The overall trend suggests that in the Czech Republic, the effect of the RES share on the ∆C strengthens over time. The initially weak or inverse relationship has been gradually replaced by a stable positive trend, which is especially evident at longer charging intervals (5–6 h). The results support hypothesis H4—a higher share of RESs increases price variability, thus increasing the potential for smart charging to generate savings.
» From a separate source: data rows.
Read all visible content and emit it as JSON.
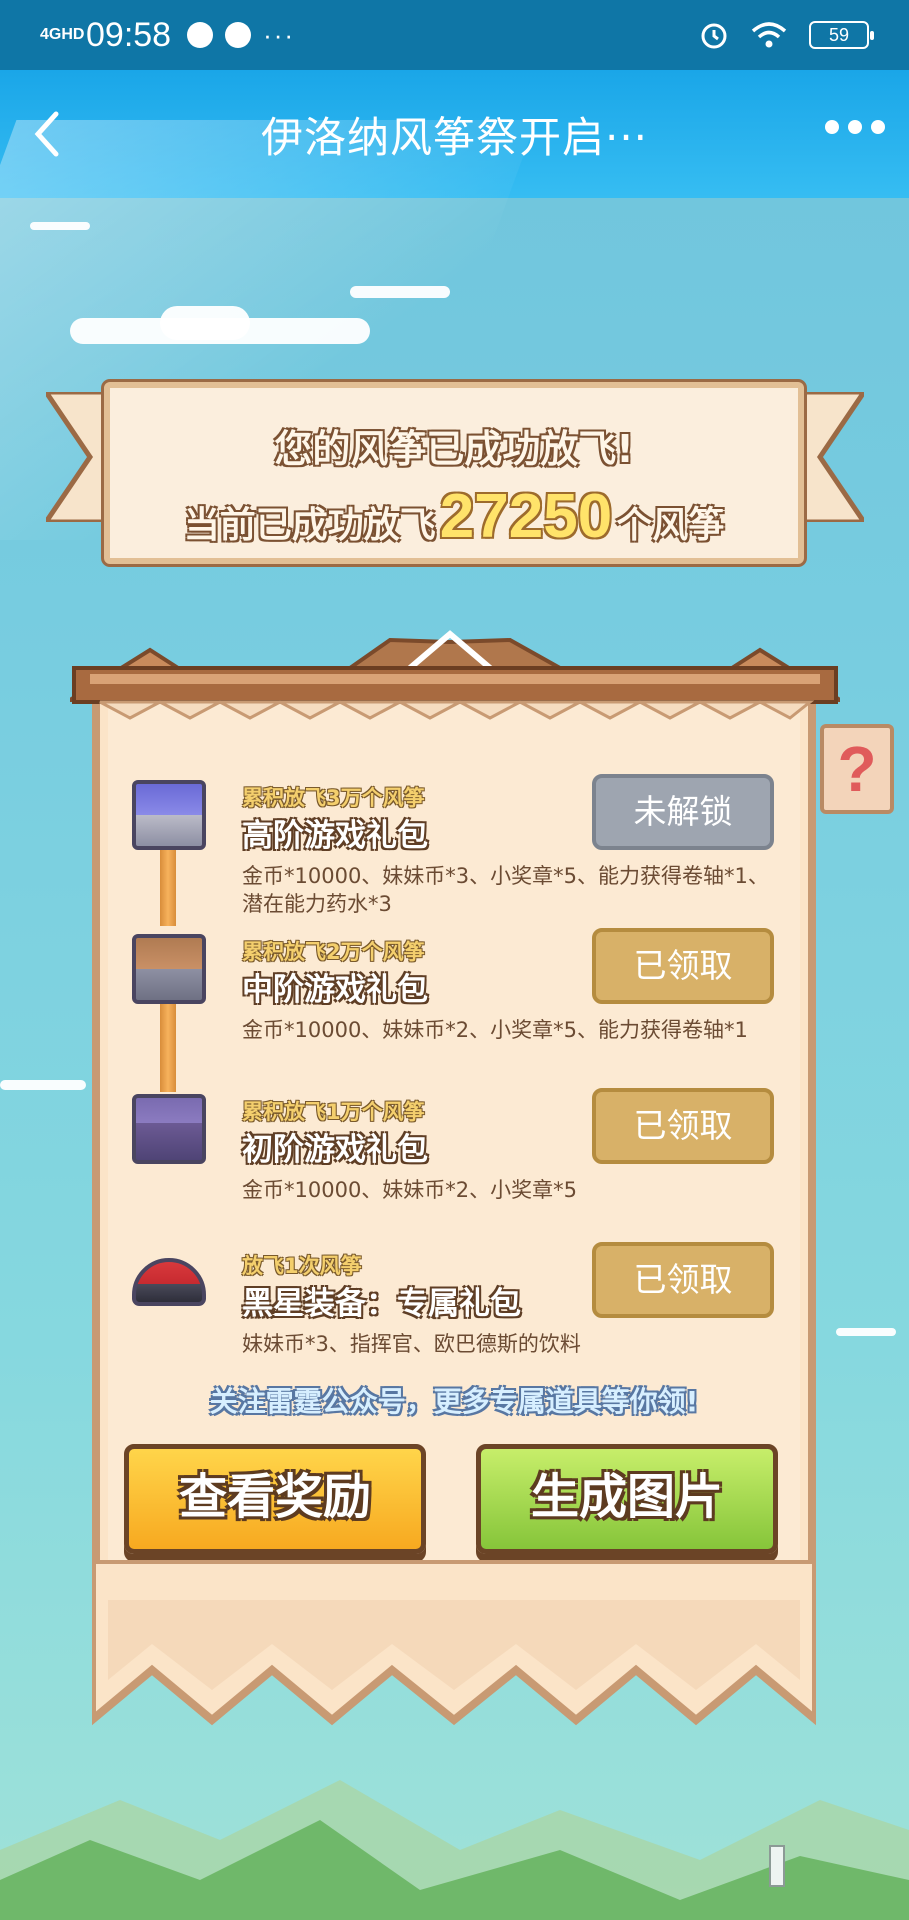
{
  "status_bar": {
    "network": "4GHD",
    "time": "09:58",
    "more": "···",
    "battery": "59"
  },
  "header": {
    "title": "伊洛纳风筝祭开启···"
  },
  "banner": {
    "line1": "您的风筝已成功放飞!",
    "line2_prefix": "当前已成功放飞",
    "count": "27250",
    "line2_suffix": "个风筝"
  },
  "help": {
    "label": "?"
  },
  "tiers": [
    {
      "requirement": "累积放飞3万个风筝",
      "title": "高阶游戏礼包",
      "desc": "金币*10000、妹妹币*3、小奖章*5、能力获得卷轴*1、潜在能力药水*3",
      "button": "未解锁",
      "status": "locked",
      "icon": "silver-chest-icon"
    },
    {
      "requirement": "累积放飞2万个风筝",
      "title": "中阶游戏礼包",
      "desc": "金币*10000、妹妹币*2、小奖章*5、能力获得卷轴*1",
      "button": "已领取",
      "status": "claimed",
      "icon": "iron-chest-icon"
    },
    {
      "requirement": "累积放飞1万个风筝",
      "title": "初阶游戏礼包",
      "desc": "金币*10000、妹妹币*2、小奖章*5",
      "button": "已领取",
      "status": "claimed",
      "icon": "wooden-chest-icon"
    },
    {
      "requirement": "放飞1次风筝",
      "title": "黑星装备：专属礼包",
      "desc": "妹妹币*3、指挥官、欧巴德斯的饮料",
      "button": "已领取",
      "status": "claimed",
      "icon": "red-beret-icon"
    }
  ],
  "follow_text": "关注雷霆公众号，更多专属道具等你领!",
  "actions": {
    "view_rewards": "查看奖励",
    "generate_image": "生成图片"
  },
  "colors": {
    "header": "#1aa6e8",
    "status_bar": "#0f76a6",
    "claimed_button": "#d8b168",
    "locked_button": "#9ea5b0",
    "yellow_button": "#f7a920",
    "green_button": "#86c53a"
  }
}
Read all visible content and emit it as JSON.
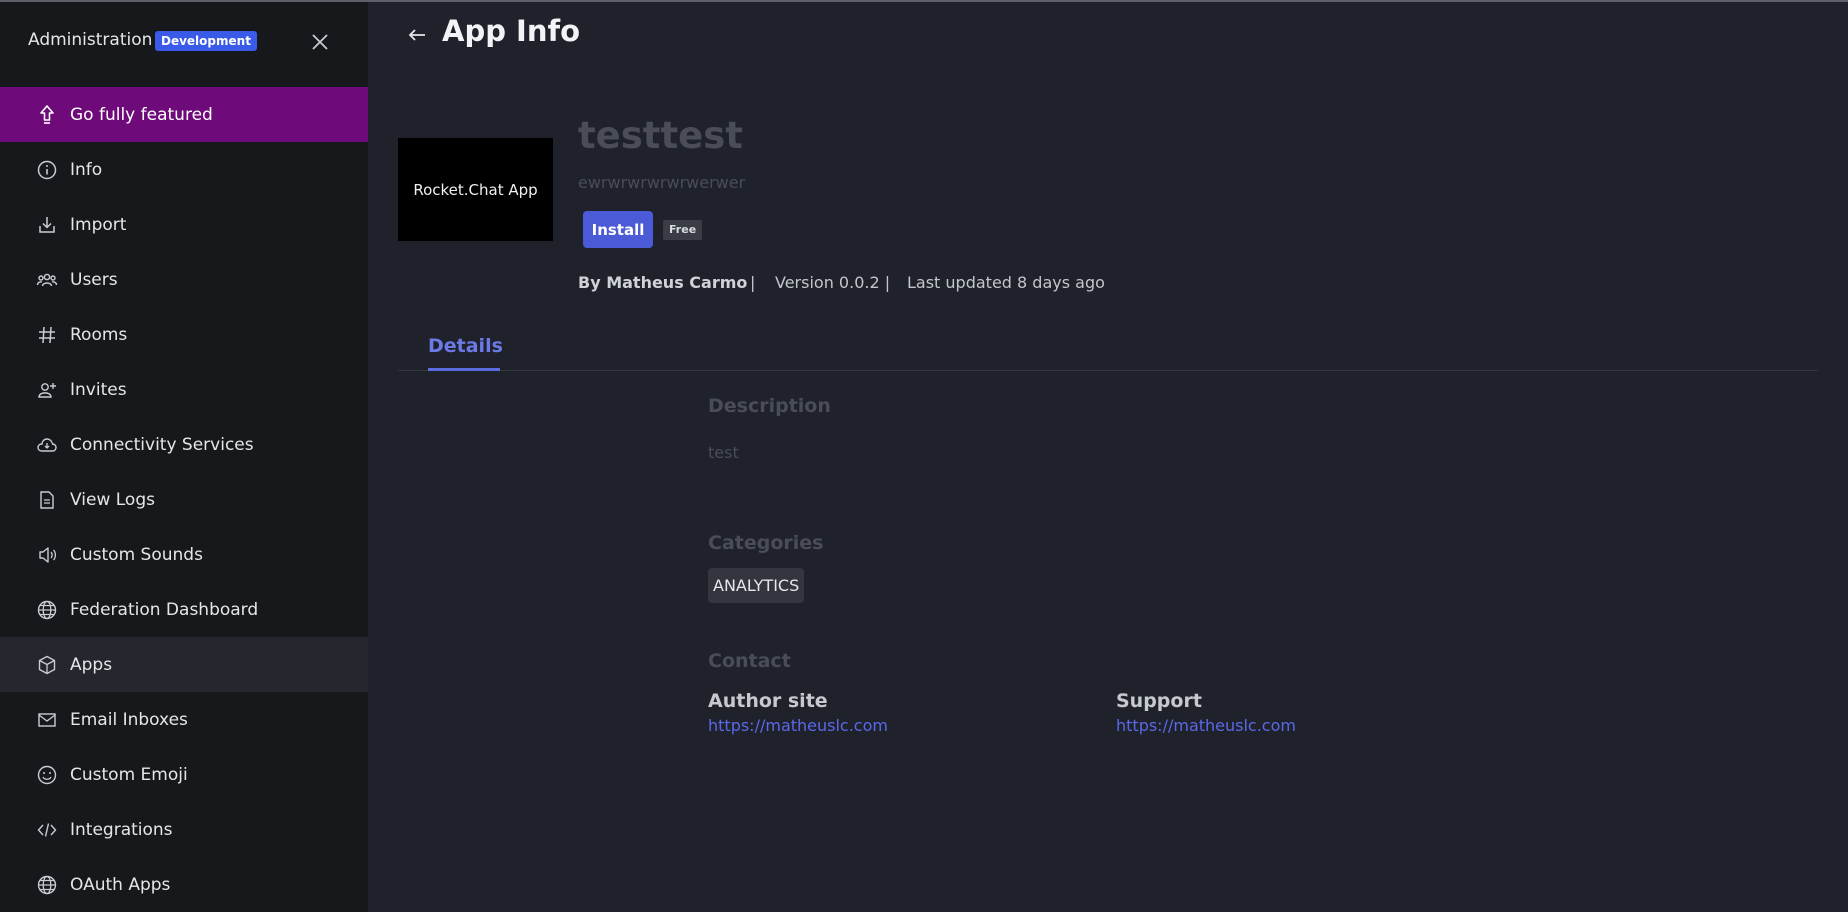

Hypothesis H4 predicted that a higher share of electricity generation from renewable energy sources (RESs) leads to a higher difference between fixed and smart charging costs (∆Cs), i.e., that there is a positive correlation between the daily share of RESs and ∆Cs. This hypothesis was tested using correlation analysis over the time period 2015–2025, separately for each country and with different charging duration scenarios (2 to 6 h per day).
Germany
Overall period (2015–2025): the results showed consistently positive correlations that increased with the charging duration (from 0.10 for 2 h to 0.22 for 6 h). This confirms that greater charging flexibility allows for better use of the lower prices caused by a higher share of RESs. The positive correlations were particularly strong between 2021 and 2025, with values often above 0.30–0.50 for 5–6 hr charging. In contrast, correlations were weak or insignificant in the 2015–2017 period. In Germany, hypothesis H4 is confirmed—smart charging is more efficient at higher RES shares, especially in more recent years with higher market volatility.
France
Overall period (2015–2025): the correlations were positive but very low, ranging from 0.09 to 0.20. This suggests a weak average impact of RESs on the ∆C difference in the long run. In 2015–2018, the correlations were clearly negative (e.g., −0.42 in 2021), which may be related to the low share of variable RESs or their specific structure. However, from 2022 onwards, the correlations are positive, albeit moderate (e.g., 0.25–0.30). In the case of France, hypothesis H4 was only supported in later years. Before 2020, the impact of RESs on ∆Cs was rather opposite or insignificant, which may be related to the dominance of nuclear power, which dampens price volatility.
Czech Republic
Overall period (2015–2025): the correlations increased with the charging length from 0.20 (2 h) to 0.33 (6 h), indicating good agreement with hypothesis H4. The development is similar to Germany—weak or negative correlations in 2015–2017, slightly increasing after 2018, and clearly positive after 2020 (e.g., up to 0.33 in 2024 for CZ_2). For the Czech Republic, hypothesis H4 is also confirmed, with the effect being more pronounced in the last four years, especially at longer charging intervals.
In general, therefore, the following can be argued:
- −
Hypothesis H4 has been confirmed in Germany and the Czech Republic, especially since 2020.
- −
France is a specific case—the impact of RESs has only become positive in recent years, which may be related to the different mix of resources in the electricity mix.
- −
The length of the charging window plays a key role—the longer the flexible window, the higher the correlation with the RES ratio.
- −
The results support the importance of smart charging in an environment of increasing integration of RESs and confirm its economic potential for cost reduction in an environment of high electricity price volatility.